Capgras syndrome
Capgras syndrome is what is known as a delusional misidentification disorder. It is a mirror disease in which patients do not recognize people's faces, often not even their own, but an unconscious recognition is detected when performing certain scans. Sometimes the delusional idea of substitution does not fall on people but on domestic animals or even objects.
How is it produced?
Facial recognition is based on brain areas located in the temporal, occipital and part of the limbic system. In the inferotemporal zone (fusiform gyrus) facial recognition occurs and it is believed that there may be a lack of connection between this facial recognition and the emotions that a familiar face elicits. Emotions believed to be controlled by amygdala, a region located within the temporal region of the brain. If this connection is not given, the patient can recognize someone's face but does not associate any emotion to the vision of a familiar face, that is, they recognize it consciously or visually but not unconsciously or emotionally.
Who can get it?
Despite the fact that there is a psychiatric component, since it is frequently seen in patients diagnosed with paranoid, it has been seen that in many cases there is a brain involvement that may explain symptoms of this syndrome in patients who have suffered brain injuries or are affected by some type of. This syndrome has been seen in patients with advanced dementia, traumatic brain injury, cerebrovascular accident (CVA), or in patients with paranoid schizophrenia or other psychotic disorders. It has occasionally been seen in patients with diabetes mellitus, hypothyroidism, or chronic migraines, as well as in people who have used ketamine, an illegal drug.
Symptoms
People who develop this syndrome may experience the following symptoms overnight:
- Perfectly recognize a person's face but detect "something strange" that does not fit the person.
- Feeling of anguish when feeling that the person they knew perfectly seems to have been replaced by another.
- Paranoid ideation to know what is happening.
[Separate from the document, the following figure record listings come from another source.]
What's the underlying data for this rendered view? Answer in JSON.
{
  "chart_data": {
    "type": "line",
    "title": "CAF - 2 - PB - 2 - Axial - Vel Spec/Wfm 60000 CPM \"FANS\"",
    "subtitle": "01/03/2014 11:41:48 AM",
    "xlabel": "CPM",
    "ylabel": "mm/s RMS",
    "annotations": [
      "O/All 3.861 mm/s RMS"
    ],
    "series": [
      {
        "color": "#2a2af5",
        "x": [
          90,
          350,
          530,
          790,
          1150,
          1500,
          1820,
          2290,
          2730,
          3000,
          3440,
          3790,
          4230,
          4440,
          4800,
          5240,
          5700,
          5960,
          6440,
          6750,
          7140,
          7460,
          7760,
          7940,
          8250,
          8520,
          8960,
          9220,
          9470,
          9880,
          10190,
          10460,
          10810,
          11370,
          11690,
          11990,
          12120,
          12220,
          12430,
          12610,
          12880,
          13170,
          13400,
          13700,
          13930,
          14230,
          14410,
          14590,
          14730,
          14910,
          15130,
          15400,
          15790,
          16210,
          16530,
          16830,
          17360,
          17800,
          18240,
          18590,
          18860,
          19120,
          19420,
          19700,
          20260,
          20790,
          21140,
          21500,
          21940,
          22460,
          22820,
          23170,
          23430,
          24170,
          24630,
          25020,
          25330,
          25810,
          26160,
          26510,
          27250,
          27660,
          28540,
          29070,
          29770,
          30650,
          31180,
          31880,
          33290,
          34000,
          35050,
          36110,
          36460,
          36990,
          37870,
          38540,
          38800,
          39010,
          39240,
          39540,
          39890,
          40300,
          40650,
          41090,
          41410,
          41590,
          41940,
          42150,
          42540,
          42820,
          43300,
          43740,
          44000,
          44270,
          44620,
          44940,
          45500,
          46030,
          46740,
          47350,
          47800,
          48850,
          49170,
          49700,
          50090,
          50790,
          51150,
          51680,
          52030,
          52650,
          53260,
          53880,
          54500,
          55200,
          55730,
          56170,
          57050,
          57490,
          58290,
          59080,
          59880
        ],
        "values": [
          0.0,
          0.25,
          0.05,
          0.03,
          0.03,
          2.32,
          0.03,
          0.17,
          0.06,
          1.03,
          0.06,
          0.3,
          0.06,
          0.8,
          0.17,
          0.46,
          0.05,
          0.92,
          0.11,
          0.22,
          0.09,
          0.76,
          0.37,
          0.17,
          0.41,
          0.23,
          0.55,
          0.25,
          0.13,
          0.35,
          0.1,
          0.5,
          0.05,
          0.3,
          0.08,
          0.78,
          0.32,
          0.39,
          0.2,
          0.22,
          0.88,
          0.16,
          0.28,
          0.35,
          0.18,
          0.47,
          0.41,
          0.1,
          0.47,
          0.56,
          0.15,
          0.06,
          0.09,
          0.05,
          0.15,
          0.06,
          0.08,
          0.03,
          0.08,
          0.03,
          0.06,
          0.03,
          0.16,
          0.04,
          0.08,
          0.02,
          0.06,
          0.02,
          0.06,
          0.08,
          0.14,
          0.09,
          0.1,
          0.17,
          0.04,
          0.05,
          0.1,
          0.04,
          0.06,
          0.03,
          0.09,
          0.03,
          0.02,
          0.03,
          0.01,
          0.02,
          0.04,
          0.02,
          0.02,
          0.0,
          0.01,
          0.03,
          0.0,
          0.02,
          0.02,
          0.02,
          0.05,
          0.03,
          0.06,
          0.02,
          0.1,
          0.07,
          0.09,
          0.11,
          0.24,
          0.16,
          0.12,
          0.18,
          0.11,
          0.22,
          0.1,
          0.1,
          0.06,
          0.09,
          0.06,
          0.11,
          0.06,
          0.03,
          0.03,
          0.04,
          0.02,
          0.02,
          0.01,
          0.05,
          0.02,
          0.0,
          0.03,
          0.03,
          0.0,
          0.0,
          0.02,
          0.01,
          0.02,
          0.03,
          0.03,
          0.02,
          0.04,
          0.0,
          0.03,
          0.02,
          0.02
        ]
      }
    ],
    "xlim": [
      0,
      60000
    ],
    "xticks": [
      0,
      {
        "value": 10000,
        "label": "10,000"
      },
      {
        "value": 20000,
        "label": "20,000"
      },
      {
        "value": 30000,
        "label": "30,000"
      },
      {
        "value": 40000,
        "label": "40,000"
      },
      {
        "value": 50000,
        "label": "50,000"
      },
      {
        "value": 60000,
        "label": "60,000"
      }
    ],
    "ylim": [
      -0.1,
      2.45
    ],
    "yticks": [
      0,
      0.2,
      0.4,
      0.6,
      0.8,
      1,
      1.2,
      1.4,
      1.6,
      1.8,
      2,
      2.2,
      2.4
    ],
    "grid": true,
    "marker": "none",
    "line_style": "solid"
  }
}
- Sometimes duplicative paramnesia, which is another delusional disorder that consists of believing that a common place in the patient's life has been duplicated and that there are two versions of the same place. This pathology has been related to frontal lobe injuries.
Diagnosis
The diagnosis will be based on the explanation of the delusional ideation made by the patient. It is necessary to rule out the consumption of toxins such as ketamine and take a good anamnesis in search of background psychiatric, head trauma, brain injury or signs of dementia. Likewise, a correct neurological examination and an imaging study at the brain level using computerized axial tomography () and nuclear magnetic resonance () are necessary. It would not be unreasonable to also perform an electroencephalogram () to rule out possible foci of brain involvement.
Treatment
In case of presenting an underlying tax injury to be treated, such as a brain hematoma or a neoplasm, an attempt will be made to approach the most conservative treatment possible by neurologists and neurosurgeons. In cases of dementia or schizophrenia disorder, the use of antipsychotic drugs can give good results. The cognitive therapy it can be a good medium-term tool to make the lives of these patients more bearable and less anxious.
There are no specific measures to to prevent Capgras syndrome. In case of presenting delusional ideas such as those described above, it is important to put yourself in the hands of a specialist as soon as possible.
- It is known as delusional misidentification disorder.
- The person who suffers it thinks that their relatives have been replaced by identical doubles who pretend to be them.
- Cognitive therapy can be a good medium-term tool to make the lives of these patients more bearable and less anxiety-ridden.